ROSC was achieved in the first 15 minutes of bypass in 10 of 10 dogs given high-dose epinephrine, in 9 of 10 given standard-dose epinephrine, and in 1 of 10 given placebo. After the crossover to high-dose epinephrine, ROSC was achieved in 8 of 10 dogs originally given placebo and the remaining animal given the standard dose of epinephrine. During early reperfusion, the high-dose group had a higher mean coronary perfusion pressure (high dose, 153 + 62 mm Hg; standard dose, 81 +/- 18 mm Hg; placebo, 51 +/- 15 mm Hg; P < .002) and a shorter mean ROSC time (high dose, 16.2 +/- 8 minutes; standard dose, 20.3 +/- 3.6 minutes; placebo, 27.9 +/- 3.2; P < .02) and required less defibrillation energy.
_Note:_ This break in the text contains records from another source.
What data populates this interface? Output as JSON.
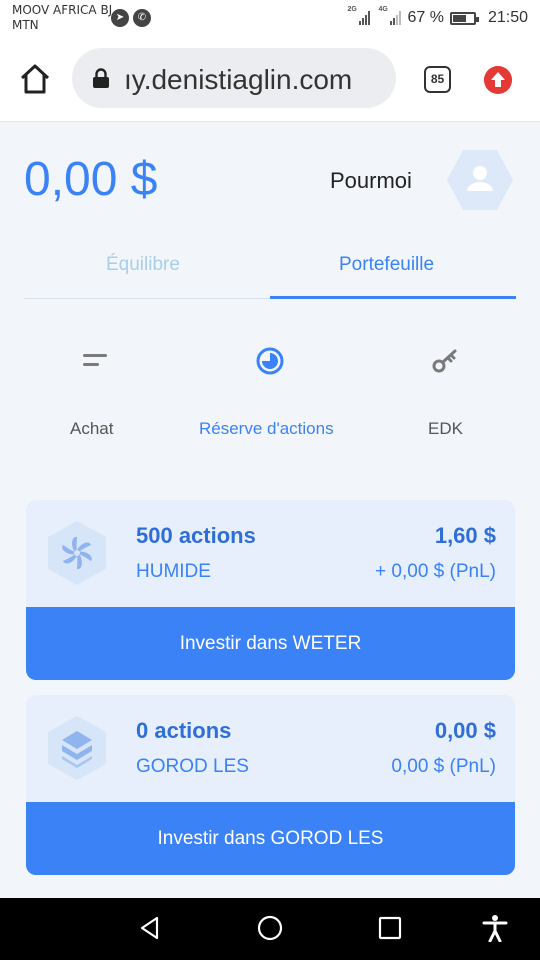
{
  "status_bar": {
    "carrier_line1": "MOOV AFRICA BJ",
    "carrier_line2": "MTN",
    "network1": "2G",
    "network2": "4G",
    "battery": "67 %",
    "time": "21:50"
  },
  "browser": {
    "url": "ıy.denistiaglin.com",
    "tab_count": "85"
  },
  "header": {
    "balance": "0,00 $",
    "username": "Pourmoi"
  },
  "tabs": [
    {
      "label": "Équilibre",
      "active": false
    },
    {
      "label": "Portefeuille",
      "active": true
    }
  ],
  "subnav": [
    {
      "label": "Achat",
      "icon": "menu-lines-icon",
      "active": false
    },
    {
      "label": "Réserve d'actions",
      "icon": "pie-chart-icon",
      "active": true
    },
    {
      "label": "EDK",
      "icon": "key-icon",
      "active": false
    }
  ],
  "cards": [
    {
      "shares": "500 actions",
      "company": "HUMIDE",
      "price": "1,60 $",
      "pnl": "+ 0,00 $ (PnL)",
      "button": "Investir dans WETER",
      "icon": "fan-icon"
    },
    {
      "shares": "0 actions",
      "company": "GOROD LES",
      "price": "0,00 $",
      "pnl": "0,00 $ (PnL)",
      "button": "Investir dans GOROD LES",
      "icon": "layers-icon"
    }
  ],
  "colors": {
    "accent": "#3b82f6",
    "card_bg": "#e6effb",
    "page_bg": "#f2f6fb"
  }
}
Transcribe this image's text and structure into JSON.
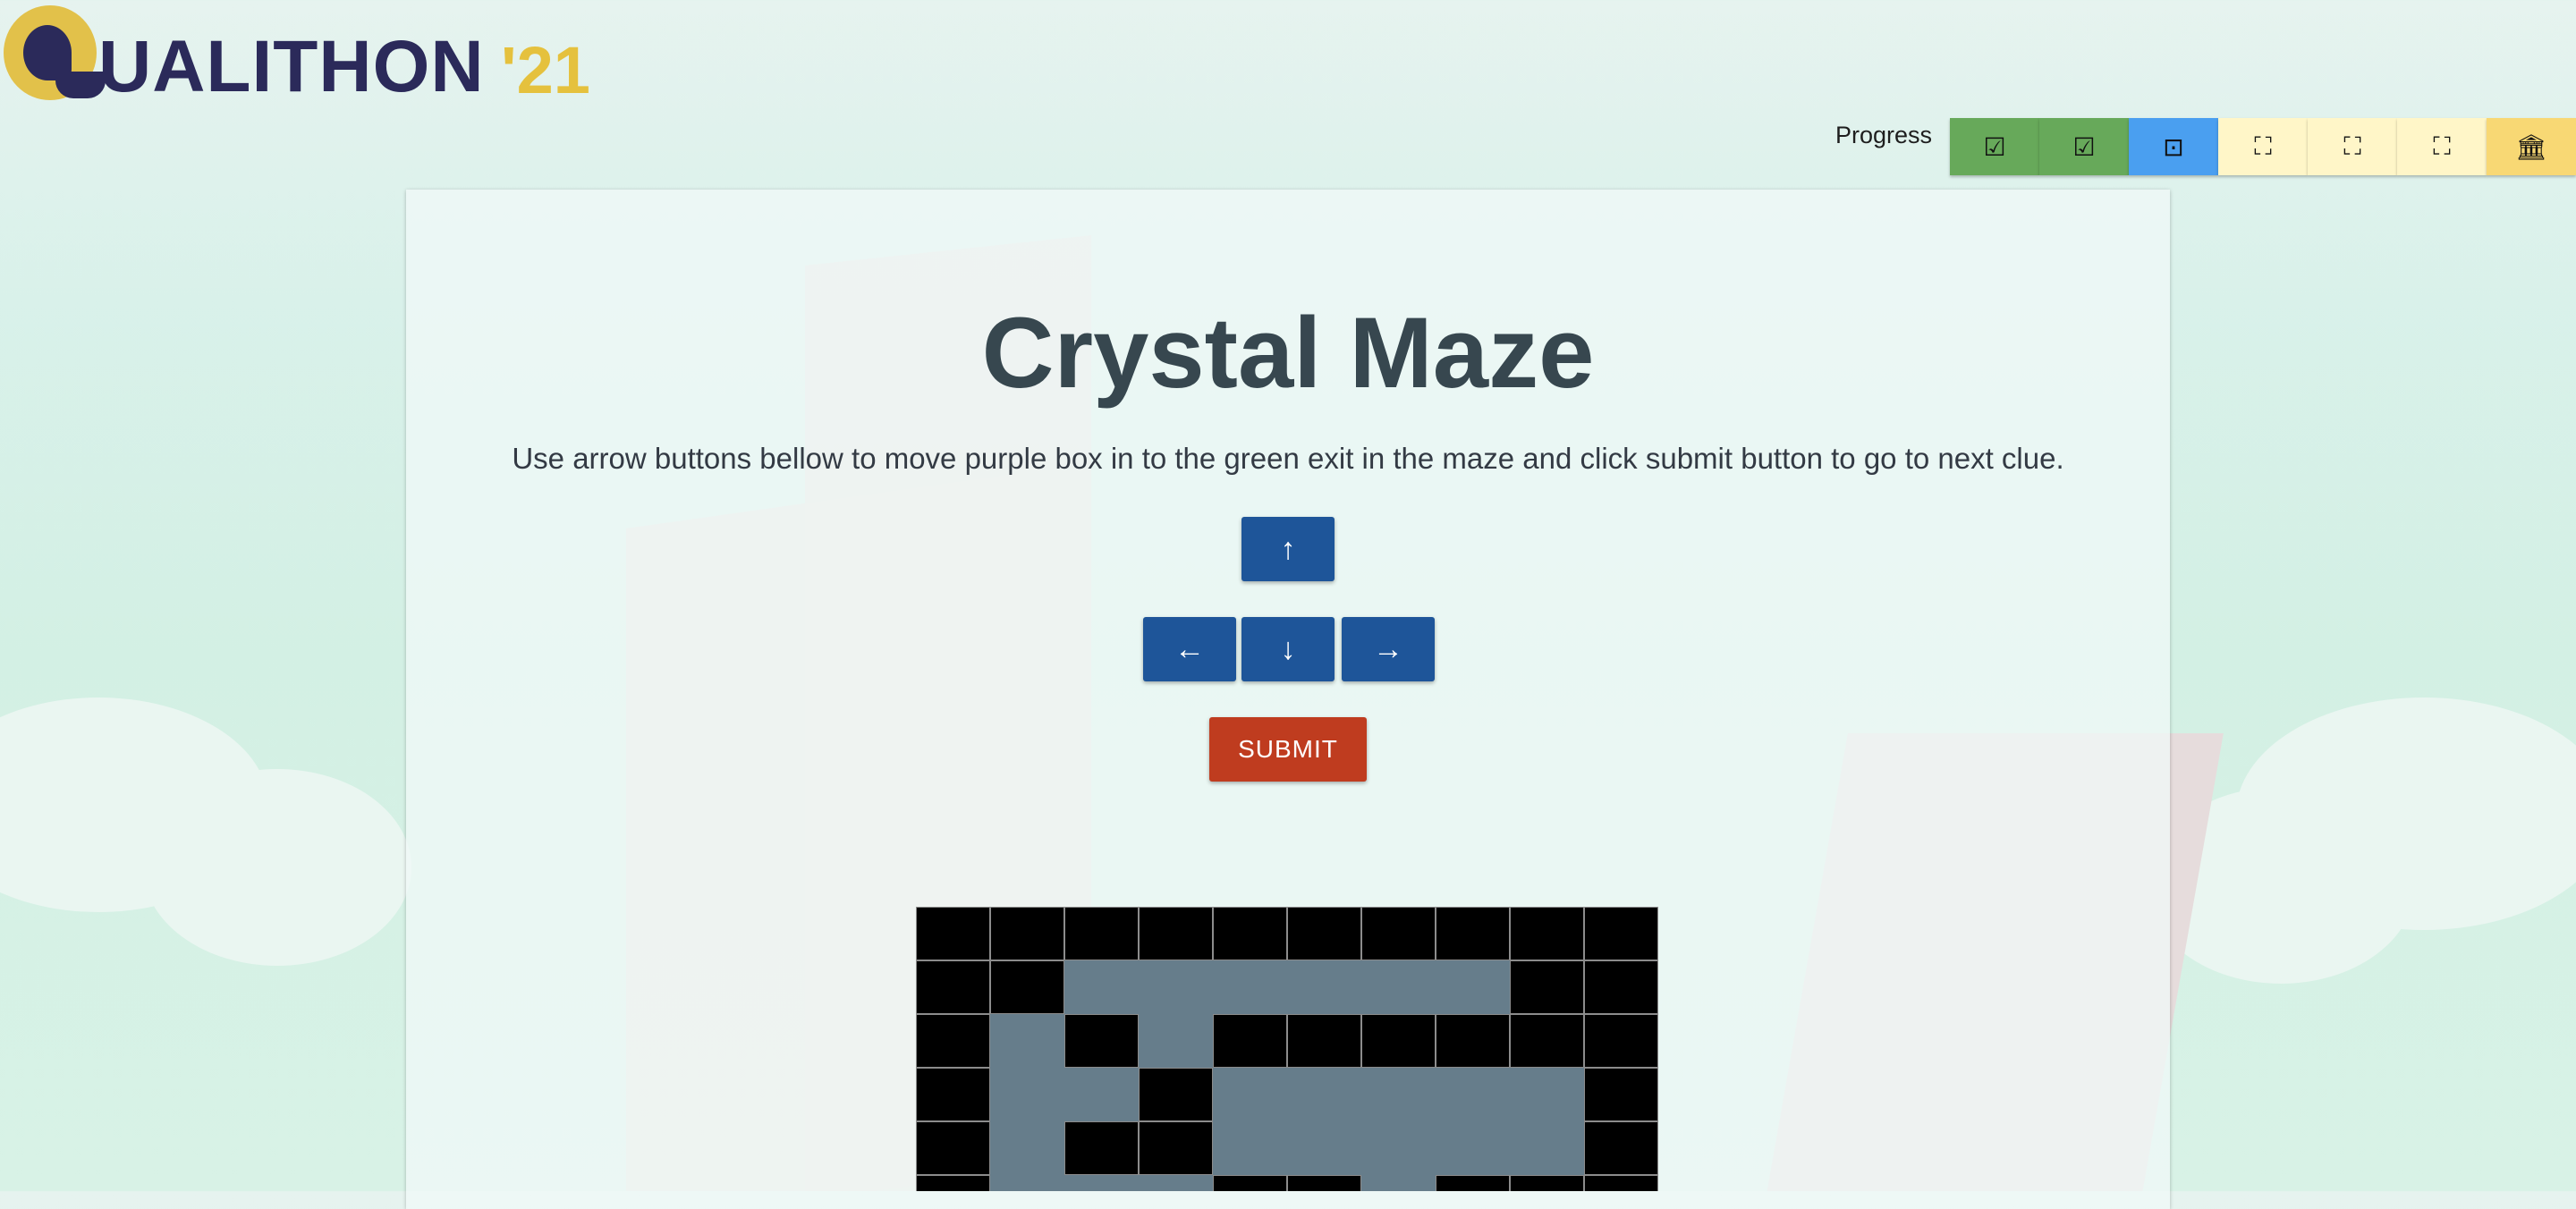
{
  "header": {
    "logo_initial": "Q",
    "logo_text": "UALITHON",
    "logo_year": "'21"
  },
  "progress": {
    "label": "Progress",
    "steps": [
      {
        "status": "done",
        "icon": "check-box-icon",
        "glyph": "☑"
      },
      {
        "status": "done",
        "icon": "check-box-icon",
        "glyph": "☑"
      },
      {
        "status": "current",
        "icon": "center-focus-icon",
        "glyph": "⊡"
      },
      {
        "status": "todo",
        "icon": "fullscreen-frame-icon",
        "glyph": "⛶"
      },
      {
        "status": "todo",
        "icon": "fullscreen-frame-icon",
        "glyph": "⛶"
      },
      {
        "status": "todo",
        "icon": "fullscreen-frame-icon",
        "glyph": "⛶"
      },
      {
        "status": "final",
        "icon": "bank-icon",
        "glyph": "🏛"
      }
    ]
  },
  "puzzle": {
    "title": "Crystal Maze",
    "instructions": "Use arrow buttons bellow to move purple box in to the green exit in the maze and click submit button to go to next clue.",
    "controls": {
      "up": "↑",
      "left": "←",
      "down": "↓",
      "right": "→"
    },
    "submit_label": "SUBMIT"
  },
  "maze": {
    "cols": 10,
    "visible_rows": 6,
    "colors": {
      "wall": "#000000",
      "path": "#667d8b"
    },
    "grid": [
      "##########",
      "##......##",
      "#.#.######",
      "#..#.....#",
      "#.##.....#",
      "#...##.###"
    ]
  },
  "colors": {
    "brand_navy": "#2b2a5a",
    "brand_gold": "#e5c13d",
    "button_blue": "#1e5599",
    "submit_red": "#bf3c1f",
    "title_gray": "#37474f"
  }
}
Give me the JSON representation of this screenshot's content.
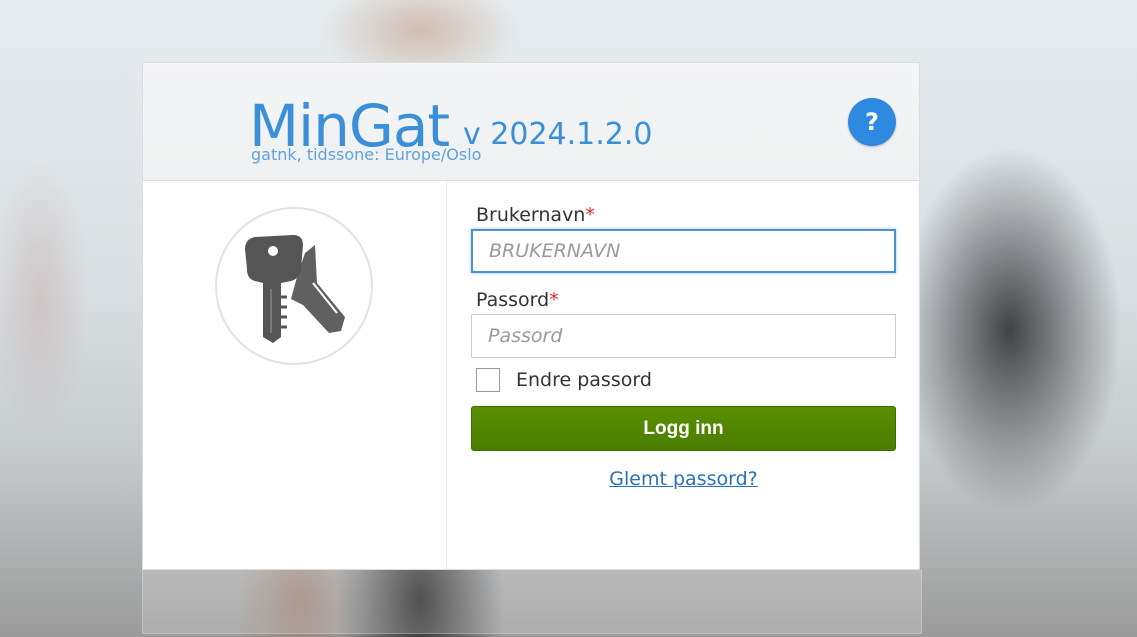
{
  "app": {
    "title": "MinGat",
    "version": "v 2024.1.2.0",
    "tenant_line": "gatnk, tidssone: Europe/Oslo",
    "help_label": "?"
  },
  "login_form": {
    "username_label": "Brukernavn",
    "username_placeholder": "BRUKERNAVN",
    "username_value": "",
    "password_label": "Passord",
    "password_placeholder": "Passord",
    "password_value": "",
    "required_marker": "*",
    "change_password_label": "Endre passord",
    "change_password_checked": false,
    "submit_label": "Logg inn",
    "forgot_password_label": "Glemt passord?"
  },
  "icons": {
    "key_illustration": "keys-icon",
    "help": "question-mark-icon"
  },
  "colors": {
    "brand_blue": "#3a8fd8",
    "help_button": "#2d8ae0",
    "login_button": "#4f8400",
    "link": "#2a70b8",
    "required": "#c9302c",
    "focus_border": "#4a90d9"
  }
}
CPB flow during ventricular fibrillation was 63% of baseline cardiac output in all three groups. Two-hour survival was 5 of 10 in the high-dose group, 8 of 10 in the standard-dose group, and 5 of 10 in the placebo group.

CONCLUSION

Restoration of high blood flow alone is insufficient to restore spontaneous circulation after prolonged cardiac arrest. Epinephrine, when administered early under high-flow conditions, increases coronary perfusion pressure, decreases defibrillation energy, and decreases time elapsed before ROSC. Higher doses of epinephrine under conditions of high-flow reperfusion do not improve 2-hour survival compared with standard-dose epinephrine.